Institute of Medical Sciences, University of Toronto, Toronto, ON, Canada.
Toronto Centre for Liver Disease, Toronto General Research Institute, University Health Network, Toronto, ON, Canada.
Methods Mol Biol. 2024;2837:227-240. doi: 10.1007/978-1-0716-4027-2_20.

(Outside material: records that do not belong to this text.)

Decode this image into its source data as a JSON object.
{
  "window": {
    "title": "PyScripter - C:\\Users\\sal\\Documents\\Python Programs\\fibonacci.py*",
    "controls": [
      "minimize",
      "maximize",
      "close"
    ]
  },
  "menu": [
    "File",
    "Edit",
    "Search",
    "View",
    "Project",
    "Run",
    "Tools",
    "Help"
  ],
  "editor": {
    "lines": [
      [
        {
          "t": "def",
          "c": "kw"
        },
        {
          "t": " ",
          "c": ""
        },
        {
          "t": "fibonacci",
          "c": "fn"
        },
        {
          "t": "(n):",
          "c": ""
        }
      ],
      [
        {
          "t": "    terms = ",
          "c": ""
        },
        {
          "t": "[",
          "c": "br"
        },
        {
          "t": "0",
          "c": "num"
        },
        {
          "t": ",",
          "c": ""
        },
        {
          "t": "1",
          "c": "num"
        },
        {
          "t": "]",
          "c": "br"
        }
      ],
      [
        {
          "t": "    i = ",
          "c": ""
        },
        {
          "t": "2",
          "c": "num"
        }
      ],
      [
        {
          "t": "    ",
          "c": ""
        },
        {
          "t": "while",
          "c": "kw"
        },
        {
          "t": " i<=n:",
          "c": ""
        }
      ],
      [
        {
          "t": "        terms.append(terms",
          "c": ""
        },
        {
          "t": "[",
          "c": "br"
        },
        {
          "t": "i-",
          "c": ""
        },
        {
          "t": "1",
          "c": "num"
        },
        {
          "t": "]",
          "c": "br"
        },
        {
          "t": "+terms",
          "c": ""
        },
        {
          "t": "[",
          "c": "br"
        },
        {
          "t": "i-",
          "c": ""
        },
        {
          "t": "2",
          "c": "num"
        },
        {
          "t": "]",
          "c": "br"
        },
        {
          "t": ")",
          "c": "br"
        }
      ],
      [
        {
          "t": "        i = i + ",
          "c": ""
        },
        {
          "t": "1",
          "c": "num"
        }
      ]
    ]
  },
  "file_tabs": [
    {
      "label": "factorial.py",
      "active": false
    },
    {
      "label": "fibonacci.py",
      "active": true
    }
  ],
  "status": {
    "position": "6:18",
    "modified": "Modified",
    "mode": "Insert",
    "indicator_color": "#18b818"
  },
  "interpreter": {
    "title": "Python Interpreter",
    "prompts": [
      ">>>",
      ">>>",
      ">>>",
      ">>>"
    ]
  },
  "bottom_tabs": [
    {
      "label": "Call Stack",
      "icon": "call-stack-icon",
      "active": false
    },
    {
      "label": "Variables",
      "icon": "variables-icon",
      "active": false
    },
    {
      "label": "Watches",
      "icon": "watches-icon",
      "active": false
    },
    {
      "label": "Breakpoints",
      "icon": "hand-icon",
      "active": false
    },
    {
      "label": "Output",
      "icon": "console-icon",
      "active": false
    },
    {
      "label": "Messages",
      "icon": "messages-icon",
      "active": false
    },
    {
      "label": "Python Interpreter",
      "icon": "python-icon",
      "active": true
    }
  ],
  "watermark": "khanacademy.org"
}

Virus-specific T cells are critical to mediating viral control; however, Hepatitis B virus (HBV)-specific T cells among chronic Hepatitis B (CHB) patients are functionally exhausted. The inability to consistently measure the ex vivo functionality of HBV-specific T cells has prevented meaningful analysis during antiviral events such as HBeAg seroconversion, hepatic flares, and HBsAg loss. We optimized the traditional IFN-γ ELISpot assay to measure total ex vivo HBV-specific T cell frequencies using CHB PBMCs stimulated with HBV overlapping peptide (OLP) pools. This was then further adapted to assess individual antigen specificity (core, envelop, polymerase, X) and multifunctional HBV-specific T cells using a 3-analyte FluoroSpot assay. This protocol encompasses two major components: (1) PBMC handling/stimulation and (2) assay plate preparation and spot development. By performing this assay, ex vivo CHB patient T cell responses could be assessed longitudinally during immunotherapy or other important clinical events.
病毒特异性 T 细胞对于介导病毒控制至关重要;然而,慢性乙型肝炎 (CHB) 患者中的乙型肝炎病毒 (HBV) 特异性 T 细胞功能耗竭。由于无法在抗病毒事件(如 HBeAg 血清学转换、肝发作和 HBsAg 丢失)期间始终如一地测量 HBV 特异性 T 细胞的体外功能,因此无法进行有意义的分析。我们优化了传统的 IFN-γ ELISpot 测定法,使用 HBV 重叠肽 (OLP) 池刺激 CHB PBMCs 来测量总体外 HBV 特异性 T 细胞频率。然后,使用 3 分析物 FluoroSpot 测定法进一步评估个体抗原特异性(核心、包膜、聚合酶、X)和多功能 HBV 特异性 T 细胞。该方案包括两个主要部分:(1) PBMC 处理/刺激和 (2) 测定板制备和斑点发展。通过进行该测定,可以在免疫治疗或其他重要临床事件期间对体外 CHB 患者 T 细胞反应进行纵向评估。